The idea that our community should take steps to get ready to scale down our lives, become more self-reliant and build local systems to support ourselves is a hard sell. When Costco is stacked high with consumables, when the airport parking lot is full and the freeway is jammed with cars it’s very difficult to conceive that the economy could go off the rails. Living in the Northwest our view probably gets twisted by the apparent prosperity. On the other hand we all know people in the construction trades, for example, who are finding it hard to make a living. We can see the cuts in governmental budgets and school funding. It’s probable that in the next couple of years we will lose our island post office. The island school lost a teacher position. And, it is clear to most that the housing market is taking a terrible beating with an enormous inventory of repossessed homes across the country. The Bellingham Herald reports Whatcom County unemployment at 8.6%.

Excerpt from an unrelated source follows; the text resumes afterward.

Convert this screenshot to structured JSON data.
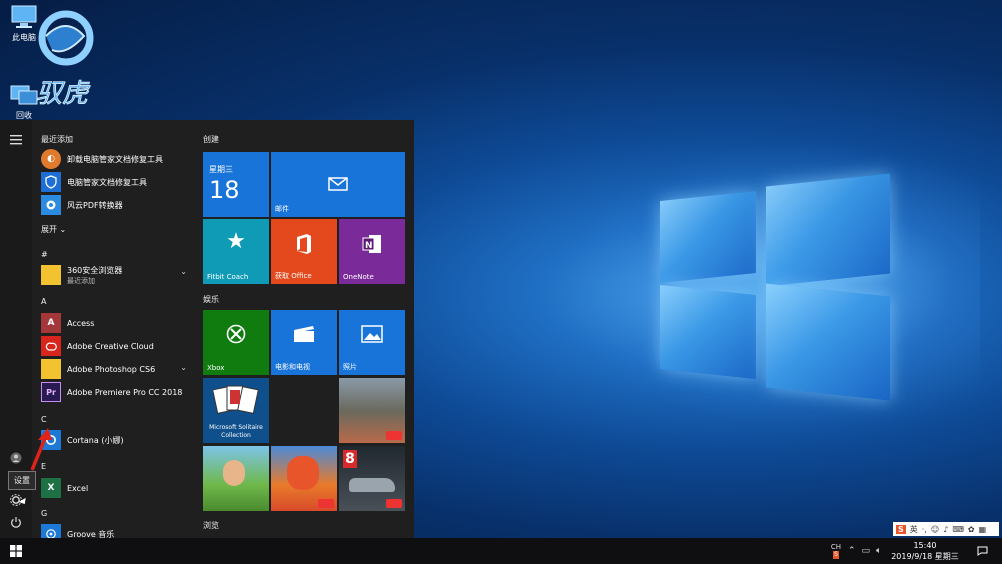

The mainstream media reports that our current condition is just a blip, a downward cycle, that it’s just a matter of government investing more or spending less (depending on your side of the political spectrum). As a result, the majority feels that things will be okay over time. The down cycle will correct and happy days will come again.
If you are one who believes the shit will be hitting the fan sooner rather than later, there are differences of opinion on how to deal with those outcomes. The survivalist takes an extreme view with a vision of a defensible retreat in a rural area, lots of supplies, a few good friends, weapons and clear fields of fire.
The prepper has water and food saved up but is more hopeful that the streets won’t fill up with pirates and brigands.
The transitionalist tries to motivate a community to take steps to begin working together for economic malaise, energy descent and climate change.
Each of these factions has a following. None of the followings are large. Epiphanies are required. The sad fact is most people don’t have time for an epiphany. They are busy with other stuff. Thus, the readers of this blog and similar blogs or websites are people who are already into it.
One encouraging development on Lummi Island is the response to Disaster Preparedness. Transition planning pretty much takes the elements of Disaster Preparedness (food, water, power, transportation, medical) adds economic considerations and extends it into the future. Clearly, it’s easier to visualize an earthquake, tsunami or winter storm than it is financial collapse or Peak Oil. All of us have experienced an earthquake, a volcanic eruption, flooding or violent weather. Few of us have faced economic devastation or the unavailability of fuel. Hopefully, Disaster Preparedness will motivate more people to take a longer look at the future.
In the meantime, we’ll be preaching to the choir.